Using inclusive language isn’t always the easiest thing. Society socializes it’s members with specified roles and pre-determined mindsets, beliefs, and attitudes that it can often just feel normal and comfortable to talk with vocabulary that doesn’t really do the most for the diversity gap. Language, verbal and nonverbal, is such a strange and fascinating phenomenon to observe, and be a part of. It gives culture and lends words for emotions and feelings. It can comfort, harm, inspire, disgust, persuade, deny all at once. Relationships are formed, wars are waged, and leaders are elected all upon the basis of their communication. So how can we let such a powerful tool go to the wayside in a fight for diversity and equality? We can’t, and one can start by practicing inclusive speech.
People are Individuals
Sonder – This word basically describes the realization that every person you see, even if only for a moment, holds a completely unique and intricate life story of their own. The first step into practicing inclusive speech is understanding the individuality of people.
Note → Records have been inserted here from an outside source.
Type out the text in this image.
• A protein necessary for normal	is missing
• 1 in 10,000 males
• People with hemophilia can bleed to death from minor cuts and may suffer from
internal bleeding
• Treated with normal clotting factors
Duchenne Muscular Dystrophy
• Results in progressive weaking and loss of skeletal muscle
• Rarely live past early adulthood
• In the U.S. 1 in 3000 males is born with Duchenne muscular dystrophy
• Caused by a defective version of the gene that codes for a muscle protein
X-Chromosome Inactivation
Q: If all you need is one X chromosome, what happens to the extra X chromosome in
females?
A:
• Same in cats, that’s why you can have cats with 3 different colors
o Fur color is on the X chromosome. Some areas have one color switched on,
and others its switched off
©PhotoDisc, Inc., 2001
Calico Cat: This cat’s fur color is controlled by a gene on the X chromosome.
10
i. Use “person-centered” language
a. Person experiencing Homelessness v. Homeless Person
ii. Use words that encompass all genders
iii. Be intentional about representing diversity in stories and curricula
vi. Use language that reflects what people call themselves
v. Use language that respects experiences and cultures
On an Alternative Break Program trip, a member of the group was talking about the importance of saying “Y’all” as opposed to the default “You Guys.”Even when the entire team had a grand total of 2 boys with 8 girls, we were referred as “you guys” and also referring to the group with “you guys” among ourselves. It technically was not inclusive speech because it didn’t account for all genders, particularly to the ones in the group. Now, that is one immediate practice one could incorporate into their daily language – nudge –
I was introduced to an interesting book a while back called 35 Dumb Things Well-Intentioned People Say: Surprising Things We Say That Widen the Diversity Gap by Dr. Maura Cullen. It really put language and the sentences that people, and I too, say everyday into perspective. This handout, taken “verbatim from the cited source”, states the many different phrases found in the book that are actually quite offensive.
“He is a good person. He didn’t mean anything by it.”
“I know exactly how you feel!”
Referring to older people as “cute.”
When you don’t even realize what you’ve been exactly entailing from a sentence/statement is such a bad feeling, particularly when you had meant it with a positive heart.
SO whether you’re describing people/a person, talking to someone one-on-one, with a small grouping of people, talking to a collective audience, or just thinking… PRACTICE INCLUSIVE LANGUAGE.
This has been How To Talk 101. Class dismissed.